As most literature evaluated the impact of leadership development programs at personal levels, our study has addressed the paucity of studies that assess the mechanisms by which leadership programs stimulate learning and change at organizational-level outcomes [49]. Good medical leadership in an organizational culture includes effective human resources and staff management, strong senior management support, a learning environment, time for improvement efforts, and psychological safety. Transformational leadership style also showed a positive association with job satisfaction, motivation, and teamwork. A leader’s well-being, pro-activeness, and willingness to learn are also essential factors.

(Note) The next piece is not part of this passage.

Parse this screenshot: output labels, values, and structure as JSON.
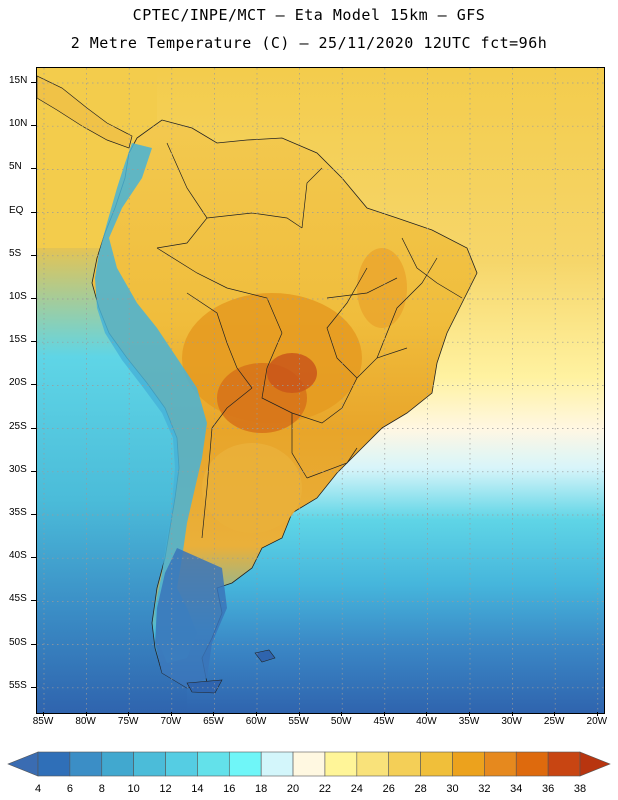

Recent systematic reviews suggested the need for more efforts to build self-awareness through action-based learning, feedback sessions, and self-development activities rather than just imparting conceptual knowledge to physicians through lectures and seminars [49] [50]. Although limited, available evidence also suggested for interventions like small group teaching, project-based learning, mentoring, and coaching to be included in effective longitudinal leadership curricula [24] [50]. Hence, our review also advocates for leadership development programs in the medical curricula to morph leadership among medical students, graduates, and continuing physicians in a dynamic and interactive influence process.

Acknowledgements

We would like to acknowledge Monash University Library for giving us the access to electronic resources, including full-text articles via the extensive online databases. This open access allows us to perform a thorough literature search and data collection from various types of publications. Besides, this review paper is also made possible by their strong academic support, especially in reference management tools such as the EndNote and Nvivo computer software. These academic supports enabled us to systematically analyze the data and cite the references.

List of Abbreviations

II Idealised influence

IS Intellectual stimulation

MAP Mindfulness awareness practice

MLCF Medical Leadership Competency Framework

PKC Problem-Knowledge Couplers

RP Reliability principle

Conflicts of Interest

The authors declare no conflicts of interest regarding the publication of this paper.